Face à ces constats, quelle politique publique d’urgence ? L’association en conclusion de son étude apporte des pistes d’idées comme le rattrapage du manque de places en crèche (il en manque 2000 sur l'île), l'accentuation du soutien à l’Aide Sociale à l'Enfance, la création de maisons des enfants, ou encore rendre l’école davantage gratuite (cantine et fournitures).
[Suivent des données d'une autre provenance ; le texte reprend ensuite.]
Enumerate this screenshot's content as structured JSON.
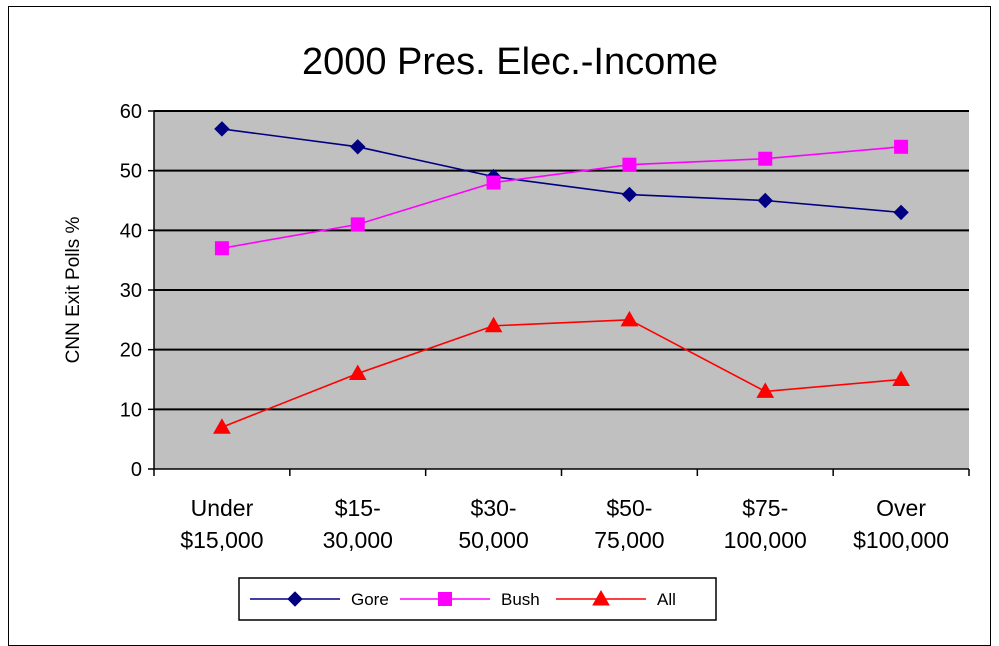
{
  "chart_data": {
    "type": "line",
    "title": "2000 Pres. Elec.-Income",
    "ylabel": "CNN Exit Polls %",
    "xlabel": "",
    "ylim": [
      0,
      60
    ],
    "yticks": [
      0,
      10,
      20,
      30,
      40,
      50,
      60
    ],
    "categories": [
      [
        "Under",
        "$15,000"
      ],
      [
        "$15-",
        "30,000"
      ],
      [
        "$30-",
        "50,000"
      ],
      [
        "$50-",
        "75,000"
      ],
      [
        "$75-",
        "100,000"
      ],
      [
        "Over",
        "$100,000"
      ]
    ],
    "series": [
      {
        "name": "Gore",
        "color": "#000080",
        "marker": "diamond",
        "values": [
          57,
          54,
          49,
          46,
          45,
          43
        ]
      },
      {
        "name": "Bush",
        "color": "#ff00ff",
        "marker": "square",
        "values": [
          37,
          41,
          48,
          51,
          52,
          54
        ]
      },
      {
        "name": "All",
        "color": "#ff0000",
        "marker": "triangle",
        "values": [
          7,
          16,
          24,
          25,
          13,
          15
        ]
      }
    ],
    "grid": true,
    "plot_background": "#c0c0c0",
    "legend_position": "bottom"
  }
}
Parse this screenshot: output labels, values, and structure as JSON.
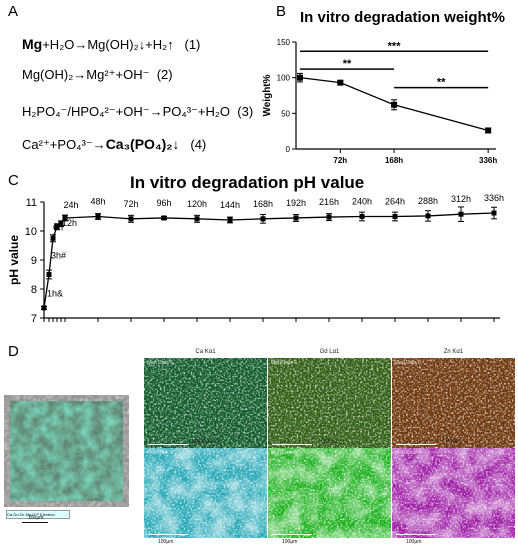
{
  "panels": {
    "a": "A",
    "b": "B",
    "c": "C",
    "d": "D"
  },
  "equations": [
    {
      "pre": "",
      "bold": "Mg",
      "post": "+H₂O→Mg(OH)₂↓+H₂↑",
      "num": "(1)"
    },
    {
      "pre": "Mg(OH)₂→Mg²⁺+OH⁻",
      "bold": "",
      "post": "",
      "num": "(2)"
    },
    {
      "pre": "H₂PO₄⁻/HPO₄²⁻+OH⁻→PO₄³⁻+H₂O",
      "bold": "",
      "post": "",
      "num": "(3)"
    },
    {
      "pre": "Ca²⁺+PO₄³⁻→",
      "bold": "Ca₃(PO₄)₂↓",
      "post": "",
      "num": "(4)"
    }
  ],
  "chart_data": [
    {
      "type": "line",
      "title": "In vitro degradation weight%",
      "xlabel": "",
      "ylabel": "Weight%",
      "x_positions_h": [
        0,
        72,
        168,
        336
      ],
      "x_tick_labels": [
        "72h",
        "168h",
        "336h"
      ],
      "y": [
        100,
        93,
        62,
        26
      ],
      "err": [
        6,
        3,
        7,
        3
      ],
      "ylim": [
        0,
        150
      ],
      "y_ticks": [
        0,
        50,
        100,
        150
      ],
      "significance": [
        {
          "from": 0,
          "to": 336,
          "label": "***"
        },
        {
          "from": 0,
          "to": 168,
          "label": "**"
        },
        {
          "from": 168,
          "to": 336,
          "label": "**"
        }
      ],
      "grid": false
    },
    {
      "type": "line",
      "title": "In vitro degradation pH value",
      "xlabel": "",
      "ylabel": "pH value",
      "ylim": [
        7,
        11
      ],
      "y_ticks": [
        7,
        8,
        9,
        10,
        11
      ],
      "points": [
        {
          "x": 0,
          "y": 7.35,
          "err": 0.05,
          "label": ""
        },
        {
          "x": 1,
          "y": 8.5,
          "err": 0.15,
          "label": "1h&"
        },
        {
          "x": 3,
          "y": 9.75,
          "err": 0.12,
          "label": "3h#"
        },
        {
          "x": 6,
          "y": 10.15,
          "err": 0.1,
          "label": "6h"
        },
        {
          "x": 12,
          "y": 10.25,
          "err": 0.1,
          "label": "12h"
        },
        {
          "x": 24,
          "y": 10.45,
          "err": 0.1,
          "label": "24h"
        },
        {
          "x": 48,
          "y": 10.5,
          "err": 0.1,
          "label": "48h"
        },
        {
          "x": 72,
          "y": 10.42,
          "err": 0.12,
          "label": "72h"
        },
        {
          "x": 96,
          "y": 10.45,
          "err": 0.05,
          "label": "96h"
        },
        {
          "x": 120,
          "y": 10.42,
          "err": 0.12,
          "label": "120h"
        },
        {
          "x": 144,
          "y": 10.38,
          "err": 0.1,
          "label": "144h"
        },
        {
          "x": 168,
          "y": 10.42,
          "err": 0.15,
          "label": "168h"
        },
        {
          "x": 192,
          "y": 10.45,
          "err": 0.12,
          "label": "192h"
        },
        {
          "x": 216,
          "y": 10.48,
          "err": 0.12,
          "label": "216h"
        },
        {
          "x": 240,
          "y": 10.5,
          "err": 0.15,
          "label": "240h"
        },
        {
          "x": 264,
          "y": 10.5,
          "err": 0.15,
          "label": "264h"
        },
        {
          "x": 288,
          "y": 10.52,
          "err": 0.18,
          "label": "288h"
        },
        {
          "x": 312,
          "y": 10.58,
          "err": 0.25,
          "label": "312h"
        },
        {
          "x": 336,
          "y": 10.62,
          "err": 0.2,
          "label": "336h"
        }
      ],
      "grid": false
    }
  ],
  "maps": [
    {
      "label": "Ca Kα1",
      "tag": "Map Data 6",
      "scale": "100μm",
      "color": "#1f9a4a",
      "dark": "#0b3a1c",
      "light": "#41d873"
    },
    {
      "label": "Gd Lα1",
      "tag": "Map Data 6",
      "scale": "100μm",
      "color": "#5aa028",
      "dark": "#1d3b0a",
      "light": "#8fe04e"
    },
    {
      "label": "Zn Kα1",
      "tag": "Map Data 6",
      "scale": "100μm",
      "color": "#c86a1e",
      "dark": "#3e1c06",
      "light": "#f0a050"
    },
    {
      "label": "Mg Kα1_2",
      "tag": "Map Data 6",
      "scale": "100μm",
      "color": "#2cb8c8",
      "dark": "#0e5560",
      "light": "#8ae8f0"
    },
    {
      "label": "O Kα1",
      "tag": "Map Data 6",
      "scale": "100μm",
      "color": "#1ec21e",
      "dark": "#0a5a0a",
      "light": "#7aff6a"
    },
    {
      "label": "P Kα1",
      "tag": "Map Data 6",
      "scale": "100μm",
      "color": "#b020b8",
      "dark": "#3a0840",
      "light": "#e060e8"
    }
  ],
  "sem": {
    "legend": "Ca Gd Zn Mg O P Electron",
    "scale": "100μm"
  }
}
Les auteurs appellent aussi à "aller encore plus loin", en créant par exemple un statut de parent isolé, ou en développant la collaboration avec les bailleurs sociaux…

L’association souhaite prioriser et donner plus de visibilité à cette question de l’enfance et de la pauvreté. "Il n’est pas possible d’avoir plus de 15000 enfants pauvres en Corse d’où la nécessité de son urgence", insistent ses auteurs, en soulignant que l'objectif est de transmettre ces analyses, conclusions et propositions aux services publics.

Les temps libres de qualité sont bénéfiques pour les enfants vivants dans la précarité

Frédéric Jésu s’est d'ailleurs inspiré de ce rapport et a créé des connexions avec les travaux qu’il a mené.  Il a proposé d'axer son propos sur la question des compétences municipales en matière de politique éducative et notamment des temps libres des enfants et ce à quelques mois des élections municipales. Pour lui, les inégalités relèveraient plus d'inégalités du quotidien que d'inégalités liées à la scolarité et aux acquisitions scolaires. En Corse comme ailleurs, "les enfants ne sont en classe que pendant 10 % de leur temps de vie annuelle globale" et donc à 90% du temps sous la responsabilité juridique des parents et c'est là que pour le consultant en politiques éducatives locales, les inégalités commencent selon les conditions financières, sociales et culturelles des familles. 

Ce rapport "m'a aidé à prendre conscience du fait qu'il y avait certainement, à l'occasion des élections municipales, un certain nombre de points à faire valoir auprès des candidats et candidates en matière de transport scolaire, de tarification de la restauration scolaire mais aussi des accueils périscolaires du matin et du soir, de centres de loisirs". L'intervenant tenait à rappeler également que les CAF sont des institutions de sécurité, de solidarité nationale "qui jouent déjà un rôle important pour rendre possible un temps libre de qualité en direction de tous les enfants" ainsi que le secteur associatif. Proposer des temps libres de qualité pour les enfants, c'est un travail partenarial CAF, communes, intercommunalités, secteur associatif, rectorat. "Cette coopération et cette mise en cohérence peut prendre cette dimension de co-éducation pour laquelle je milite depuis bien longtemps."

Cette dimension de co-éducation va permettre à l'enfant "de manifester des compétences et des capacités d'acquisition de connaissances non scolaires par lesquelles il va pouvoir aussi révéler des aspects riches de sa personnalité." "Les enfants pauvres qui fréquentent des ateliers périscolaires ou des activités collectives en association sont des enfants qui sont souvent riches de leurs expériences (...)".

La lutte contre la précarité vient se heurter à d'autres difficultés, la question des moyens et une crise des vocations dans ces secteurs.